さらに毛周期がすぐに元の状態に近づくというわけでありません。AGAは進行性の脱毛症なので、育毛剤も使い続ける必要があります。
ちなみにAGA治療薬(プロペシアやザガーロ)と育毛剤を合わせて使った場合、中等度以上の改善傾向が見られるのは3年間の連続投与で60%〜70%と言われていますので、特に肌に合わなくて皮膚トラブルを起こしているような状態ではない限り、途中でやめないほうが良いということになりますね。
薄毛の悩みナンバーワンはAGA
脱毛症全体のおよそ85%を占めているのがAGA (男性型脱毛症)と言われています。AGAは5α-リダクターゼという酵素によってテストステロン(男性ホルモン)がジヒデロテストステロン(DHT)という物質に変異することで起こります。

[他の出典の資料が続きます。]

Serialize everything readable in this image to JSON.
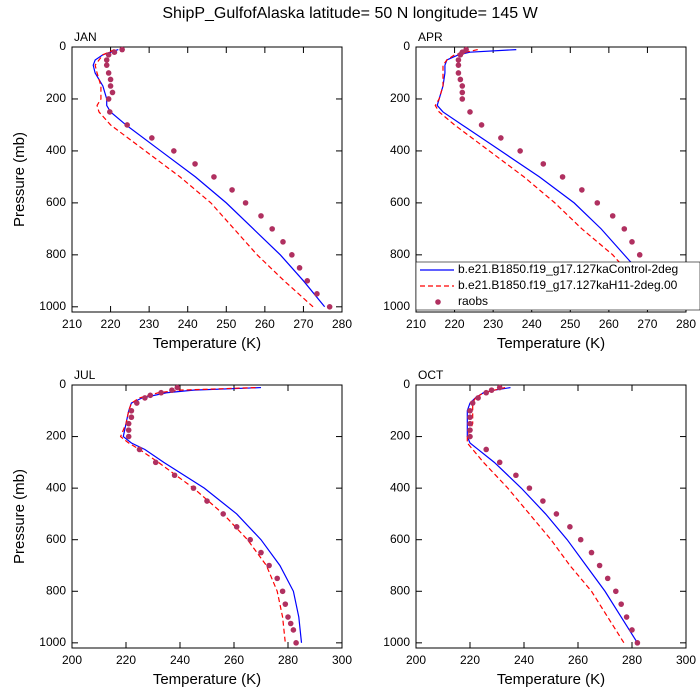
{
  "title": "ShipP_GulfofAlaska  latitude= 50 N longitude= 145 W",
  "chart_data": [
    {
      "type": "line",
      "title": "JAN",
      "xlabel": "Temperature (K)",
      "ylabel": "Pressure (mb)",
      "xlim": [
        210,
        280
      ],
      "xticks": [
        210,
        220,
        230,
        240,
        250,
        260,
        270,
        280
      ],
      "ylim": [
        0,
        1020
      ],
      "yticks": [
        0,
        200,
        400,
        600,
        800,
        1000
      ],
      "y_inverted": true,
      "series": [
        {
          "color": "#0000ff",
          "style": "solid",
          "x": [
            222,
            218,
            216,
            215.5,
            216,
            218,
            219,
            219,
            220,
            224,
            233,
            242,
            250,
            257,
            264,
            270,
            275.5
          ],
          "y": [
            10,
            30,
            50,
            70,
            100,
            150,
            200,
            225,
            250,
            300,
            400,
            500,
            600,
            700,
            800,
            900,
            1000
          ]
        },
        {
          "color": "#ff0000",
          "style": "dashed",
          "x": [
            221,
            218,
            217,
            216,
            216.5,
            217.5,
            217.5,
            216.5,
            217,
            220,
            229,
            238,
            246,
            252,
            258,
            265,
            272.5
          ],
          "y": [
            10,
            30,
            50,
            70,
            100,
            150,
            200,
            225,
            250,
            300,
            400,
            500,
            600,
            700,
            800,
            900,
            1000
          ]
        },
        {
          "color": "#b03060",
          "style": "markers",
          "x": [
            223,
            221,
            219.5,
            219,
            219,
            219.5,
            220,
            220,
            220.5,
            219.5,
            219.8,
            224.3,
            230.7,
            236.4,
            241.9,
            246.8,
            251.5,
            255,
            259,
            261.9,
            264.7,
            267,
            269,
            271,
            273.5,
            276.8
          ],
          "y": [
            10,
            20,
            30,
            50,
            70,
            100,
            125,
            150,
            175,
            200,
            250,
            300,
            350,
            400,
            450,
            500,
            550,
            600,
            650,
            700,
            750,
            800,
            850,
            900,
            950,
            1000
          ]
        }
      ]
    },
    {
      "type": "line",
      "title": "APR",
      "xlabel": "Temperature (K)",
      "xlim": [
        210,
        280
      ],
      "xticks": [
        210,
        220,
        230,
        240,
        250,
        260,
        270,
        280
      ],
      "ylim": [
        0,
        1020
      ],
      "yticks": [
        0,
        200,
        400,
        600,
        800,
        1000
      ],
      "y_inverted": true,
      "legend": "right",
      "series": [
        {
          "name": "b.e21.B1850.f19_g17.127kaControl-2deg",
          "color": "#0000ff",
          "style": "solid",
          "x": [
            236,
            224,
            221,
            218,
            217.5,
            217.5,
            217,
            216,
            215.5,
            217,
            222,
            232,
            242,
            251,
            258,
            264,
            270,
            277
          ],
          "y": [
            10,
            20,
            30,
            50,
            70,
            100,
            150,
            200,
            225,
            250,
            300,
            400,
            500,
            600,
            700,
            800,
            900,
            1000
          ]
        },
        {
          "name": "b.e21.B1850.f19_g17.127kaH11-2deg.00",
          "color": "#ff0000",
          "style": "dashed",
          "x": [
            226,
            220,
            218,
            217,
            217,
            217,
            216,
            215,
            216,
            220,
            229,
            238,
            246,
            253,
            261,
            267,
            272
          ],
          "y": [
            10,
            30,
            50,
            70,
            100,
            150,
            200,
            225,
            250,
            300,
            400,
            500,
            600,
            700,
            800,
            900,
            1000
          ]
        },
        {
          "name": "raobs",
          "color": "#b03060",
          "style": "markers",
          "x": [
            223,
            222,
            221.5,
            221,
            221,
            221,
            221.5,
            222,
            222,
            222,
            224,
            227,
            232,
            237,
            243,
            248,
            253,
            257,
            261,
            264,
            266,
            268,
            270,
            272,
            275,
            278
          ],
          "y": [
            10,
            20,
            30,
            50,
            70,
            100,
            125,
            150,
            175,
            200,
            250,
            300,
            350,
            400,
            450,
            500,
            550,
            600,
            650,
            700,
            750,
            800,
            850,
            900,
            950,
            1000
          ]
        }
      ]
    },
    {
      "type": "line",
      "title": "JUL",
      "xlabel": "Temperature (K)",
      "ylabel": "Pressure (mb)",
      "xlim": [
        200,
        300
      ],
      "xticks": [
        200,
        220,
        240,
        260,
        280,
        300
      ],
      "ylim": [
        0,
        1020
      ],
      "yticks": [
        0,
        200,
        400,
        600,
        800,
        1000
      ],
      "y_inverted": true,
      "series": [
        {
          "color": "#0000ff",
          "style": "solid",
          "x": [
            270,
            245,
            235,
            226,
            222,
            221,
            220,
            219,
            222,
            227,
            234,
            249,
            261,
            270,
            277,
            282,
            284,
            285
          ],
          "y": [
            10,
            20,
            30,
            50,
            70,
            100,
            150,
            200,
            225,
            250,
            300,
            400,
            500,
            600,
            700,
            800,
            900,
            1000
          ]
        },
        {
          "color": "#ff0000",
          "style": "dashed",
          "x": [
            268,
            240,
            232,
            225,
            222,
            221,
            220,
            218,
            221,
            225,
            232,
            245,
            256,
            265,
            272,
            276,
            278,
            279
          ],
          "y": [
            10,
            20,
            30,
            50,
            70,
            100,
            150,
            200,
            225,
            250,
            300,
            400,
            500,
            600,
            700,
            800,
            900,
            1000
          ]
        },
        {
          "color": "#b03060",
          "style": "markers",
          "x": [
            239,
            237,
            233,
            229,
            227,
            224,
            222,
            222,
            221,
            221,
            221,
            225,
            231,
            238,
            245,
            250,
            256,
            261,
            266,
            270,
            273,
            276,
            278,
            279,
            280,
            281,
            282,
            283
          ],
          "y": [
            10,
            20,
            30,
            40,
            50,
            70,
            100,
            125,
            150,
            175,
            200,
            250,
            300,
            350,
            400,
            450,
            500,
            550,
            600,
            650,
            700,
            750,
            800,
            850,
            900,
            925,
            950,
            1000
          ]
        }
      ]
    },
    {
      "type": "line",
      "title": "OCT",
      "xlabel": "Temperature (K)",
      "xlim": [
        200,
        300
      ],
      "xticks": [
        200,
        220,
        240,
        260,
        280,
        300
      ],
      "ylim": [
        0,
        1020
      ],
      "yticks": [
        0,
        200,
        400,
        600,
        800,
        1000
      ],
      "y_inverted": true,
      "series": [
        {
          "color": "#0000ff",
          "style": "solid",
          "x": [
            235,
            229,
            225,
            222,
            220,
            219,
            219,
            219,
            220,
            223,
            229,
            239,
            248,
            256,
            263,
            270,
            276,
            282
          ],
          "y": [
            10,
            20,
            30,
            50,
            70,
            100,
            150,
            200,
            225,
            250,
            300,
            400,
            500,
            600,
            700,
            800,
            900,
            1000
          ]
        },
        {
          "color": "#ff0000",
          "style": "dashed",
          "x": [
            233,
            225,
            222,
            221,
            221,
            221,
            219,
            219,
            221,
            225,
            234,
            242,
            250,
            257,
            265,
            271,
            277
          ],
          "y": [
            10,
            30,
            50,
            70,
            100,
            150,
            200,
            225,
            250,
            300,
            400,
            500,
            600,
            700,
            800,
            900,
            1000
          ]
        },
        {
          "color": "#b03060",
          "style": "markers",
          "x": [
            231,
            228,
            226,
            223,
            221,
            220,
            220,
            220,
            220,
            220,
            226,
            231,
            237,
            242,
            247,
            252,
            257,
            261,
            265,
            268,
            271,
            274,
            276,
            278,
            280,
            282
          ],
          "y": [
            10,
            20,
            30,
            50,
            70,
            100,
            125,
            150,
            175,
            200,
            250,
            300,
            350,
            400,
            450,
            500,
            550,
            600,
            650,
            700,
            750,
            800,
            850,
            900,
            950,
            1000
          ]
        }
      ]
    }
  ]
}
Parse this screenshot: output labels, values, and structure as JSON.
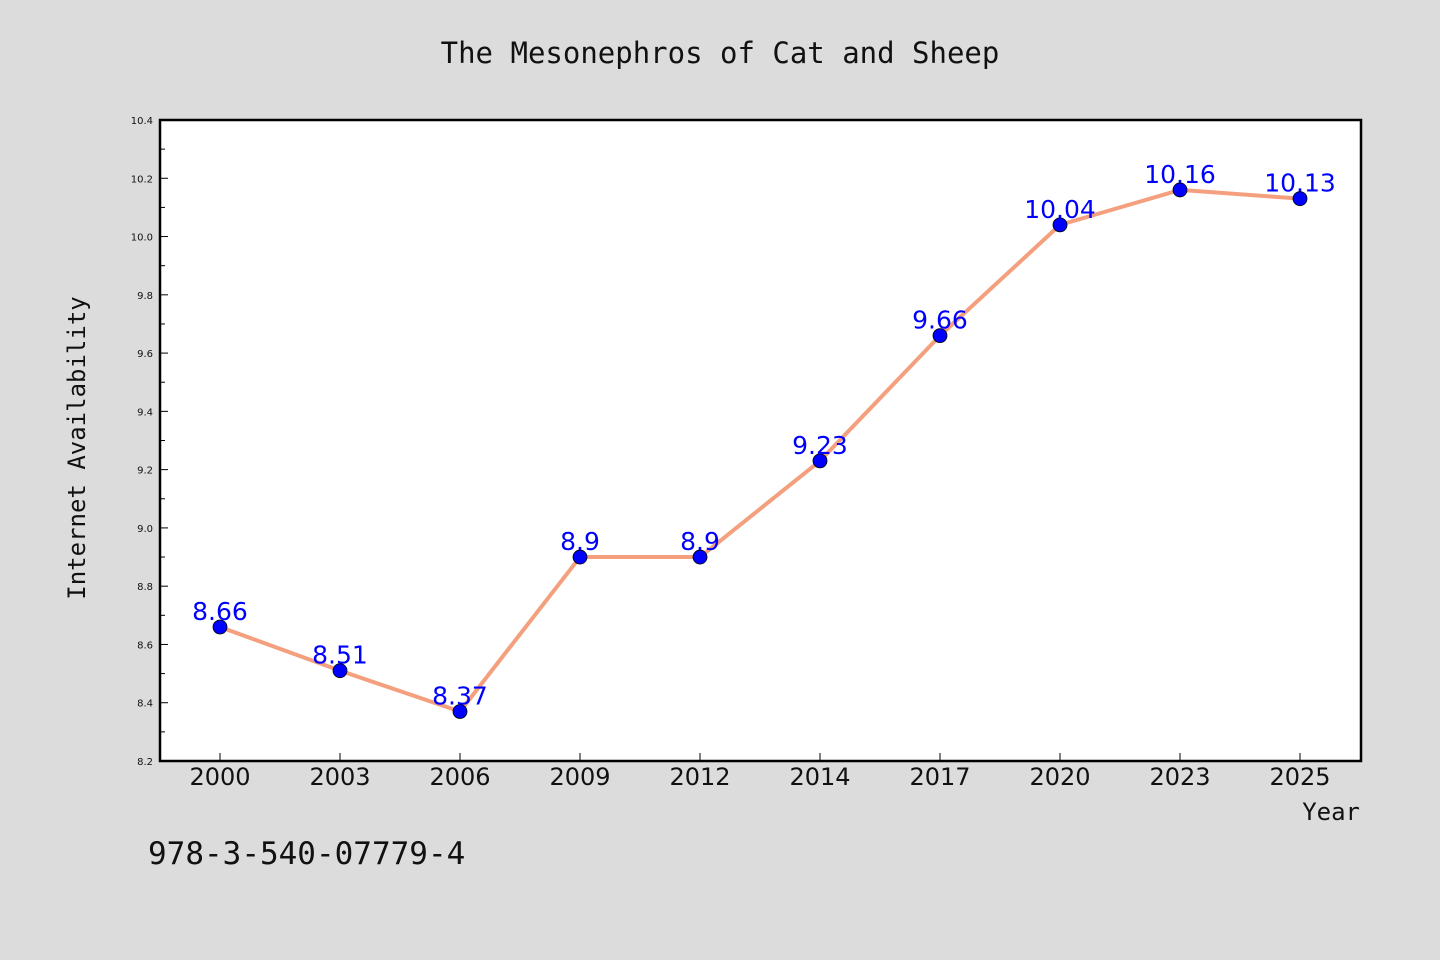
{
  "chart_data": {
    "type": "line",
    "title": "The Mesonephros of Cat and Sheep",
    "xlabel": "Year",
    "ylabel": "Internet Availability",
    "categories": [
      "2000",
      "2003",
      "2006",
      "2009",
      "2012",
      "2014",
      "2017",
      "2020",
      "2023",
      "2025"
    ],
    "series": [
      {
        "values": [
          8.66,
          8.51,
          8.37,
          8.9,
          8.9,
          9.23,
          9.66,
          10.04,
          10.16,
          10.13
        ],
        "data_labels": [
          "8.66",
          "8.51",
          "8.37",
          "8.9",
          "8.9",
          "9.23",
          "9.66",
          "10.04",
          "10.16",
          "10.13"
        ],
        "line_color": "#f4a07e",
        "marker_color": "#0000ff"
      }
    ],
    "ylim": [
      8.2,
      10.4
    ],
    "yticks": [
      "8.2",
      "8.4",
      "8.6",
      "8.8",
      "9.0",
      "9.2",
      "9.4",
      "9.6",
      "9.8",
      "10.0",
      "10.2",
      "10.4"
    ],
    "grid": false,
    "legend": "none"
  },
  "footer_text": "978-3-540-07779-4",
  "colors": {
    "background": "#dcdcdc",
    "plot_area": "#ffffff",
    "line": "#f4a07e",
    "marker": "#0000ff",
    "data_label": "#0000ff"
  }
}
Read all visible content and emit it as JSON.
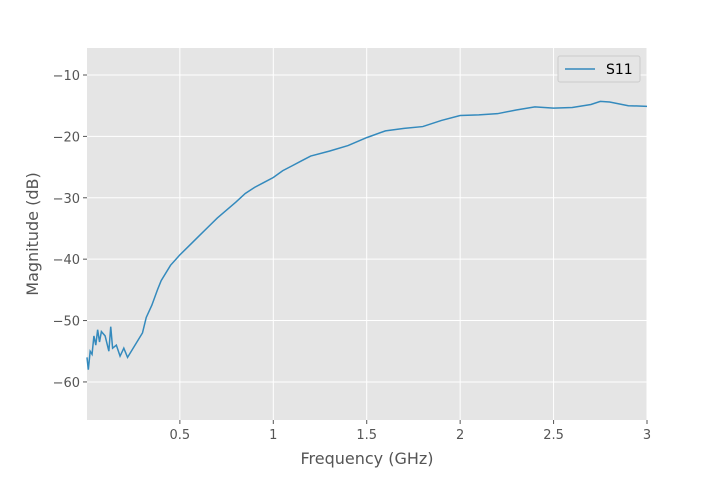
{
  "chart_data": {
    "type": "line",
    "xlabel": "Frequency (GHz)",
    "ylabel": "Magnitude (dB)",
    "x": [
      0.003,
      0.01,
      0.02,
      0.03,
      0.04,
      0.05,
      0.06,
      0.07,
      0.08,
      0.1,
      0.12,
      0.13,
      0.14,
      0.16,
      0.18,
      0.2,
      0.22,
      0.24,
      0.26,
      0.28,
      0.3,
      0.32,
      0.35,
      0.38,
      0.4,
      0.45,
      0.5,
      0.55,
      0.6,
      0.65,
      0.7,
      0.75,
      0.8,
      0.85,
      0.9,
      0.95,
      1.0,
      1.05,
      1.1,
      1.15,
      1.2,
      1.3,
      1.4,
      1.5,
      1.6,
      1.7,
      1.8,
      1.9,
      2.0,
      2.1,
      2.2,
      2.3,
      2.4,
      2.5,
      2.6,
      2.7,
      2.75,
      2.8,
      2.9,
      3.0
    ],
    "series": [
      {
        "name": "S11",
        "color": "#348abd",
        "values": [
          -56,
          -58,
          -55,
          -55.5,
          -52.5,
          -54,
          -51.5,
          -53.5,
          -51.8,
          -52.5,
          -55,
          -51,
          -54.5,
          -54,
          -55.8,
          -54.5,
          -56,
          -55,
          -54,
          -53,
          -52,
          -49.5,
          -47.5,
          -45,
          -43.5,
          -41,
          -39.3,
          -37.8,
          -36.3,
          -34.8,
          -33.3,
          -32,
          -30.7,
          -29.3,
          -28.3,
          -27.5,
          -26.7,
          -25.6,
          -24.8,
          -24,
          -23.2,
          -22.4,
          -21.5,
          -20.2,
          -19.1,
          -18.7,
          -18.4,
          -17.4,
          -16.6,
          -16.5,
          -16.3,
          -15.7,
          -15.2,
          -15.4,
          -15.3,
          -14.8,
          -14.3,
          -14.4,
          -15,
          -15.1
        ]
      }
    ],
    "xlim": [
      0.003,
      3
    ],
    "ylim": [
      -66.2,
      -5.6
    ],
    "xticks": [
      0.5,
      1,
      1.5,
      2,
      2.5,
      3
    ],
    "yticks": [
      {
        "value": -60,
        "label": "−60"
      },
      {
        "value": -50,
        "label": "−50"
      },
      {
        "value": -40,
        "label": "−40"
      },
      {
        "value": -30,
        "label": "−30"
      },
      {
        "value": -20,
        "label": "−20"
      },
      {
        "value": -10,
        "label": "−10"
      }
    ],
    "grid": true,
    "legend": "upper right"
  }
}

AGA治療に用いられている内服薬(プロペシアやザガーロ)はこの酵素の働きを邪魔する作用があるので、AGAに対しては70%以上の高い治療効果がありますが、それ以外の脱毛症(びまん性脱毛症や円形脱毛症など)には効き目がありません。
つまり、今起こっている「脱毛」の正体を見極めて適切な育毛剤を使うことが重要なのです。
塗り薬の有効成分「ミノキシジル」はAGA、FAGA(女性型脱毛症)、びまん性脱毛症などの壮年性脱毛症の治療に効果を発揮します。
女性用育毛剤は男性向け育毛剤と効果が違うの?
女性の脱毛は男性が起こすAGAとは発症原因が異なってきます。近年注目を集めているFAGA(女性型脱毛症)はAGAと同じように5α-リダクターゼが発症原因物質と考えられていますが、まだ全容の解明には至っていません。
女性にもっとも多いとされている「びまん性脱毛症」も加齢が要因ですが、こちらは「エストロゲン」という女性ホルモンの分泌量が減ってしまうことが直接の原因ではないかと考えられています。
びまん性脱毛症は50代の女性がもっとも多く、日本人女性の平均的な閉経年齢と一致するので、更年期との因果関係が強く疑われているのです。エストロゲンには血管を拡張させる作用があるため、ミノキシジルのもつ血管拡張効果で、びまん性脱毛症の進行を遅延させることが可能になります。
その他チャップアップなどの医薬部外品に含まれているハーブや和漢成分にも血行を促進させ、頭皮を清潔に保つ作用があるので、びまん性脱毛症のケアには最適な育毛剤と言えます。
育毛剤をより効果的に使うために見直したいこと
毛周期が乱れると脱毛が起こる…毛周期を乱れさせる原因は様々ですが、ほぼ全ての脱毛症に言えることがこれです。
毛周期を正常にするためには血流を改善して毛根に過不足なく栄養と酸素を届ける必要があります。このため「血行促進」が育毛対策にとっての至上命題であり、育毛剤の多くは「頭皮の血行を促進」させるためのヘアケアグッズと考えてください。
しかし、頭皮の血行を悪くする原因には
- 年齢
- ストレス
- 生活習慣の乱れ
- 睡眠不足
- 肥満
- 糖質制限やファスティングなどの誤ったダイエット
- 肌に合わないヘアケアグッズを使う
などいくつもの要因がありますので、育毛剤を使用するだけでなく、生活習慣の改善やストレスケアもしっかりと行うようにしてください。